Partant de ces considérations, Ajari met en évidence la nécessité de penser une « conscience de classe et de race » qui soit claire et cohérente, qui permettrait « de réfléchir au point d’articulation entre politique décoloniale et marxiste à partir de laquelle la question de l’internationalisme deviendrait centrale ». Son intervention nous offre également une analyse intéressante de comment une bourgeoisie politique noire a réussit, grâce au mouvement Black Power et aux émeutes qui ont suivis l’assassinat de MLK, à prendre des positions de pouvoir (allant de plusieurs mairies jusqu’à l’administration Obama) et comment cette nouvelle bourgeoisie a trahis les intérêts des ouvriers noirs en s’alliant avec l’impérialisme américain.

Selim Nadi, universitaire et membre du PIR, a ensuite orienté son propos sur l’État Nation comme pivot de l’impérialisme autour de la question du combat contre l’Union Européenne. En mettant en évidence que l’UE apparaît comme un bloc supranational qui permet parallèlement de renforcer les nations dominantes, il insiste sur le rôle de la division centre/périphérie à l’intérieur et à l’extérieur de l’Union. En soulignant par exemple qu’un récent traité signé entre l’UE et la Tunisie oblige la Tunisie à produire – notamment en matière agricole – selon les réglementations et normes européennes, il met en évidence le caractère expansif de l’Union Européenne, et donc impérialiste, l’impérialisme ne pouvant se réduire à une intervention militaire.

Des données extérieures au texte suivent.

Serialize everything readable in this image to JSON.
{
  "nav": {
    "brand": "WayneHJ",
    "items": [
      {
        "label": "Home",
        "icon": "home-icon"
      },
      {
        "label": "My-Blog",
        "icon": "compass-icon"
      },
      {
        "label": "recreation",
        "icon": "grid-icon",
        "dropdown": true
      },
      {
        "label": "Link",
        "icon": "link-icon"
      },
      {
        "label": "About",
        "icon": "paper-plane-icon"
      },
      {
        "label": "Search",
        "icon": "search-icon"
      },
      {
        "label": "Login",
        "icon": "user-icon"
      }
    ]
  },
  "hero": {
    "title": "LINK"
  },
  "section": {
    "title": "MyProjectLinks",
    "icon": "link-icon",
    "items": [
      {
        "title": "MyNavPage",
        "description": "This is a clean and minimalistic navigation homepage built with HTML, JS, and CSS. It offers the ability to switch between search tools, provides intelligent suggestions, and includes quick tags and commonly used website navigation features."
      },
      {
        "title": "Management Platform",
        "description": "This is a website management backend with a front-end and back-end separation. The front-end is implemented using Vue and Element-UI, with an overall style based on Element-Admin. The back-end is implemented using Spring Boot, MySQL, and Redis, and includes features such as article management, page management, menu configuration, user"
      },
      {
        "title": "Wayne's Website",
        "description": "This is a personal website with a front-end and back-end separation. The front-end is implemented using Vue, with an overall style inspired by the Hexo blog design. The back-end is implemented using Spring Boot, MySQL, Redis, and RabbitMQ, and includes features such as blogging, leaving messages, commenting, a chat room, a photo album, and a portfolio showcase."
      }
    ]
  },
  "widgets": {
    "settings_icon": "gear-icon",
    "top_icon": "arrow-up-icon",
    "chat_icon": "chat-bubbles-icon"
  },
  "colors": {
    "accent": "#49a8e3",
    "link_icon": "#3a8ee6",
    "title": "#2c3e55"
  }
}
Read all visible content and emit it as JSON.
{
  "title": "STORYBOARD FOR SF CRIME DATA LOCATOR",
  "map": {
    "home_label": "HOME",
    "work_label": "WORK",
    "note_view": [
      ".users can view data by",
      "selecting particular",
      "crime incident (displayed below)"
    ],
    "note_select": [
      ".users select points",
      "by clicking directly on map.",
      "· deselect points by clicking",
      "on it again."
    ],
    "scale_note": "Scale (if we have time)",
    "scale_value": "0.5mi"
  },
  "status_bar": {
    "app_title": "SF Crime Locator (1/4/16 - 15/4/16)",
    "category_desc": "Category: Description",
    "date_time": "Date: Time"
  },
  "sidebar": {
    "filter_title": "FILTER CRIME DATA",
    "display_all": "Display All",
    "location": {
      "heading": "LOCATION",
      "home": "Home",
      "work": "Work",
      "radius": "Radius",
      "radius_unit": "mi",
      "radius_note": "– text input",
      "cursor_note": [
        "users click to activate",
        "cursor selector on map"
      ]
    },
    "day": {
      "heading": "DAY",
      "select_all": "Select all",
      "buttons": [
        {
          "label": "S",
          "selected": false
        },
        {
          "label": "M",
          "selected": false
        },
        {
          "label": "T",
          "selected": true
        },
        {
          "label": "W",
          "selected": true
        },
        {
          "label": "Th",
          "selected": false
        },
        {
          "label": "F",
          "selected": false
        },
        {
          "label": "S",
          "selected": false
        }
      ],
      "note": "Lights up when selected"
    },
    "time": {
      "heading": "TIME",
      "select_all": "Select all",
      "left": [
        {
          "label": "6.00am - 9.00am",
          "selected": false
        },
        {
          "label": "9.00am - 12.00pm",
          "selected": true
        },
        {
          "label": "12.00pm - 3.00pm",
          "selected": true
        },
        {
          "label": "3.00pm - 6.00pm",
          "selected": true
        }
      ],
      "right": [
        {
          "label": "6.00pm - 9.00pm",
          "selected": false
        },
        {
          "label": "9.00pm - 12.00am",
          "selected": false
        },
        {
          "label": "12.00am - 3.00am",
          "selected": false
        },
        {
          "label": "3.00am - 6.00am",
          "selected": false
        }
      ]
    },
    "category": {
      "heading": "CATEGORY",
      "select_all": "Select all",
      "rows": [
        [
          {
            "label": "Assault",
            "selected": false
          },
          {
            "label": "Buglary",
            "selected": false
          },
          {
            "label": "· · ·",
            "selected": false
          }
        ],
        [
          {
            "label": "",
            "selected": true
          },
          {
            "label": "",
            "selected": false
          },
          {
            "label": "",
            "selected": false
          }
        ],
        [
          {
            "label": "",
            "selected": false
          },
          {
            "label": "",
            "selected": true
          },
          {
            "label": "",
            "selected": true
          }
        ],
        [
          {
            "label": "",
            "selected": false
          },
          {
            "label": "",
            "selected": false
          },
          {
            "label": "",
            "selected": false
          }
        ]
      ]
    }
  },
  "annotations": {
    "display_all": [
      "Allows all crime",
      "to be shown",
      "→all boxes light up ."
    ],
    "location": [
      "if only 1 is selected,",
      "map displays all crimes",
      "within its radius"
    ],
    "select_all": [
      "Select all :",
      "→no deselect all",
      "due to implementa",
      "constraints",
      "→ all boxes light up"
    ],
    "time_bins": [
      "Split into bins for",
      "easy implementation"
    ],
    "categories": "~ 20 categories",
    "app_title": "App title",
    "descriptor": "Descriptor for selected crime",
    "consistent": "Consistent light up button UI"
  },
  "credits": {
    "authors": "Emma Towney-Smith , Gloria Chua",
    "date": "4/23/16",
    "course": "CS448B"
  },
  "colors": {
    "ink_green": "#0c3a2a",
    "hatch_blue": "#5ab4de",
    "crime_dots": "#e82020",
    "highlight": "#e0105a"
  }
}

Il considère donc que la lutte pour la sortie de l’Union Européenne est centrale à plusieurs niveaux : d’abord parce que c’est une question qui se pose de manière évidente aujourd’hui dans de nombreux milieux et qu’il ne faut pas la laisser à nos ennemis communs que sont la droite et l’extrême droite. Ensuite, il montre qu’en tant que forme de gouvernance et de domination supranationale, le combat politique contre l’UE referme en lui-même le combat contre l’État Nation. Enfin, notamment du fait – entre autre – de la politique migratoire européenne, qu’il s’agit d’un axe d’intervention majeur contre le racisme structurel occidental. Mais c’est ici qu’il pointe une juste critique contre la gauche qui porte la rupture avec l’UE : si plusieurs éléments – notamment d’ordre économiques – lui apparaissent politiquement justes et nécessaires, il considère que certaines questions propres aux indigènes ne sont pas prises au sérieux par ces courants. Dès lors, c’est aux forces décoloniales de se saisir de ces questions pour venir les faire percuter les organisations politiques de gauche. Il est tout à fait juste que des manques subsistent dans notre projet politique de rupture à l’égard de l’UE, et que des sujets comme Frontex, comme la sous-traitance de la répression des flux migratoires à certains pays africains, la perpétuation du pillage des ressources premières sur le continent africain doivent être intégrées à notre programme de rupture afin d’en faire un combat plus large.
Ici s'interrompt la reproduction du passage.